Brands that want to convey trust and/or strength may opt for a “timeless” look. Something that communicates the longevity of their legacy and assure
clients, current and future, that they intend to be around for quite some time to come. Banks, insurance companies, the finance sector and government
buildings may all look to establish a timeless feel. Keep in mind though, it’s not all about the outward appearance of the building.
What is the timeless design look all about?
For a fit out in the CBD of a relatively young urban centre, ancient buildings may be a scarcity. However, timeless elements are not and their inclusion
will influence the perception of the space. Not so much to convince the visitor or employee that they have stepped back in time, but simply to
allude to the qualities of perhaps a bygone era. Five tips for achieving this:
- Simplicity is the key here. Uncluttered. Functional items do exactly what they look like they should do. The relationship between
the people that work in this environment and the office itself, is an uncomplicated one.
- Natural elements, it could be argued, have been around almost since time began. Certainly, recorded history tells us that there has always been
stone, wood, metals and earth. Making use of one or all of these elements certainly go a long way to establishing a foundation of timelessness.
- Durable elements. See above but also hear this: timeless not only speaks to a bygone era or fixtures that never go out of style. Timeless
also means built to last. Bone china document holders may look particularly striking and impactful but you’d need to set aside a significant
budget for replacements.
- A touch of history.
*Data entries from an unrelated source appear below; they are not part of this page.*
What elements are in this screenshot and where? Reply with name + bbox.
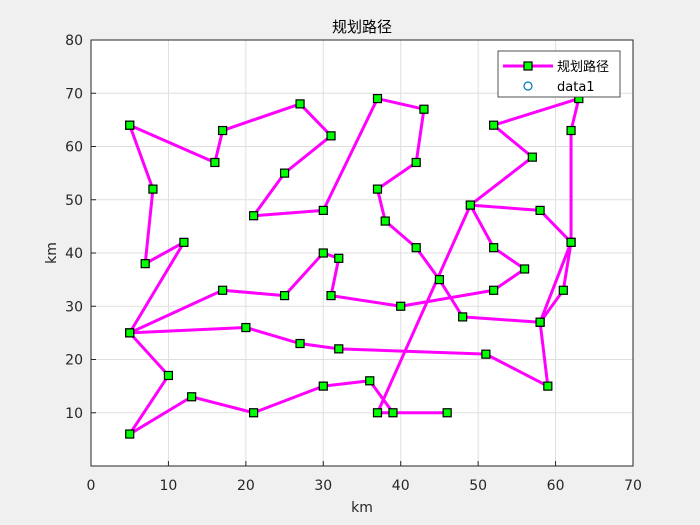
route-point-marker: [295, 99, 305, 109]
legend: 规划路径 data1: [497, 50, 621, 98]
route-point-marker: [179, 237, 189, 247]
route-point-marker: [218, 285, 228, 295]
route-point-marker: [396, 301, 406, 311]
route-point-marker: [535, 205, 545, 215]
route-point-marker: [543, 381, 553, 391]
y-tick-label: 50: [65, 193, 83, 209]
route-point-marker: [318, 381, 328, 391]
route-point-marker: [527, 152, 537, 162]
x-tick-label: 20: [237, 478, 255, 494]
legend-route-marker: [523, 61, 533, 71]
x-tick-label: 50: [469, 478, 487, 494]
route-point-marker: [163, 370, 174, 381]
route-point-marker: [210, 157, 220, 168]
route-point-marker: [318, 248, 328, 258]
y-tick-label: 60: [65, 140, 83, 156]
route-point-marker: [558, 285, 568, 295]
route-point-marker: [326, 291, 336, 301]
legend-box: [497, 50, 621, 98]
route-point-marker: [458, 312, 468, 322]
route-point-marker: [519, 264, 530, 274]
route-point-marker: [489, 285, 499, 295]
y-axis: 10 20 30 40 50 60 70 80: [65, 33, 96, 422]
route-point-marker: [125, 429, 135, 439]
route-point-marker: [481, 349, 491, 359]
legend-data1-label: data1: [557, 80, 595, 95]
x-tick-label: 40: [392, 478, 410, 494]
route-point-marker: [566, 125, 576, 136]
y-tick-label: 30: [65, 299, 83, 315]
route-point-marker: [218, 125, 228, 136]
route-point-marker: [489, 243, 499, 253]
y-tick-label: 70: [65, 86, 83, 102]
route-point-marker: [388, 408, 398, 418]
x-axis-label: km: [351, 500, 373, 516]
chart-title: 规划路径: [332, 18, 392, 36]
route-point-marker: [279, 168, 290, 178]
x-tick-label: 10: [160, 478, 178, 494]
route-point-marker: [465, 200, 475, 210]
route-point-marker: [411, 243, 421, 253]
route-point-marker: [434, 275, 445, 285]
route-point-marker: [442, 408, 452, 418]
y-tick-label: 40: [65, 246, 83, 262]
route-point-marker: [125, 120, 135, 130]
x-axis: 0 10 20 30 40 50 60 70: [87, 461, 642, 494]
route-point-marker: [318, 205, 328, 215]
y-axis-label: km: [44, 242, 60, 264]
route-point-marker: [372, 408, 383, 418]
route-point-marker: [411, 157, 421, 168]
route-point-marker: [365, 376, 375, 386]
route-point-marker: [125, 328, 135, 338]
route-point-marker: [489, 120, 499, 130]
route-point-marker: [372, 93, 383, 104]
route-point-marker: [380, 216, 390, 226]
y-tick-label: 10: [65, 406, 83, 422]
route-point-marker: [187, 392, 197, 402]
route-point-marker: [249, 408, 259, 418]
x-tick-label: 0: [87, 478, 96, 494]
y-tick-label: 20: [65, 353, 83, 369]
y-tick-label: 80: [65, 33, 83, 49]
route-point-marker: [279, 291, 290, 301]
route-point-marker: [566, 237, 576, 247]
route-point-marker: [419, 104, 429, 114]
route-point-marker: [148, 184, 158, 194]
route-point-marker: [535, 317, 545, 327]
route-path-series: [125, 93, 584, 439]
route-point-marker: [372, 184, 383, 194]
legend-data1-marker: [523, 81, 533, 91]
route-point-marker: [295, 338, 305, 349]
route-point-marker: [241, 322, 251, 333]
route-point-marker: [334, 344, 344, 354]
route-point-marker: [326, 131, 336, 141]
x-tick-label: 30: [314, 478, 332, 494]
x-tick-label: 60: [547, 478, 565, 494]
x-tick-label: 70: [624, 478, 642, 494]
route-point-marker: [249, 211, 259, 221]
route-point-marker: [140, 259, 150, 269]
route-point-marker: [334, 253, 344, 263]
legend-route-label: 规划路径: [557, 59, 609, 75]
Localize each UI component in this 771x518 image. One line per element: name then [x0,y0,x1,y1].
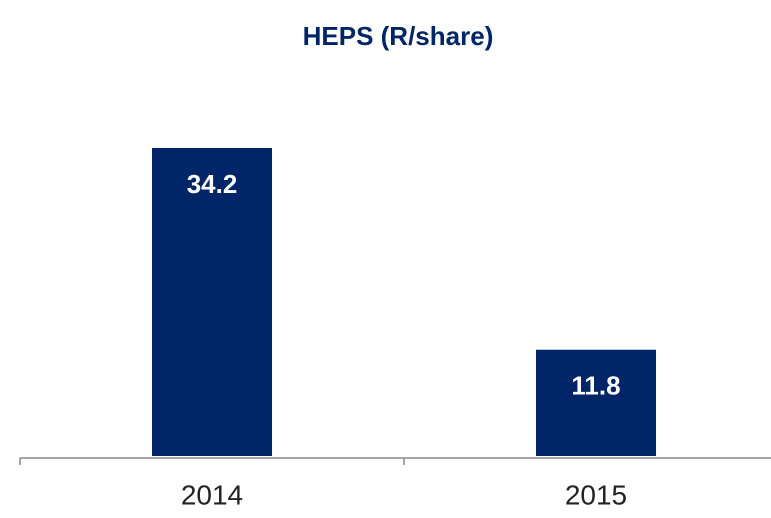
chart-title: HEPS (R/share) [303,21,494,51]
bar [536,349,656,456]
data-label: 34.2 [187,169,238,199]
x-tick-label: 2014 [181,479,243,510]
bar [152,148,272,456]
data-label: 11.8 [571,371,620,401]
x-tick-label: 2015 [565,479,627,510]
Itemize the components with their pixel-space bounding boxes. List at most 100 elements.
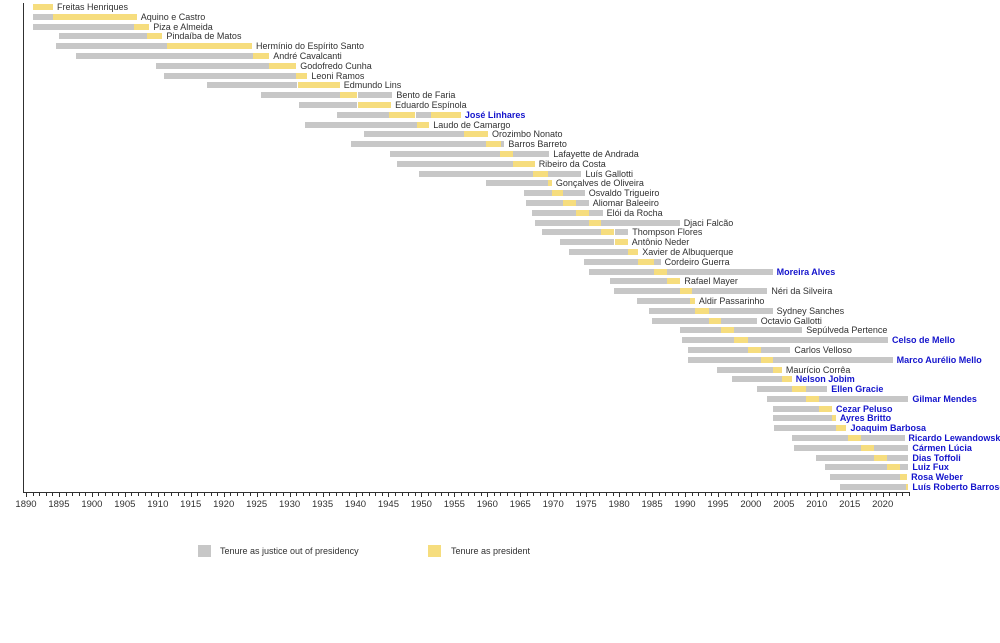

Be it decorative jugs, an item of old world furniture, a fitting or installation of some kind, elements that incorporate
design history confer a sense of gravitas and as mentioned previously, longevity and strength.
- Easy to clean. Three words that have featured on design briefs for thousands of years. As humans with constantly evolving preferences,
wants and whims, we gravitate towards lower maintenance solutions so that activities higher up on the to-do lists can be prioritised. It
sounds simplistic but a fit out that is easy to clean is far more attractive than one that comes with a thick dossier of cleaning and maintenance
The most important question to ask is, how best do I properly represent my client’s brand while advancing their ability to improve work processes, culture
and productivity? That’s the age old question and the right solutions never go out of style.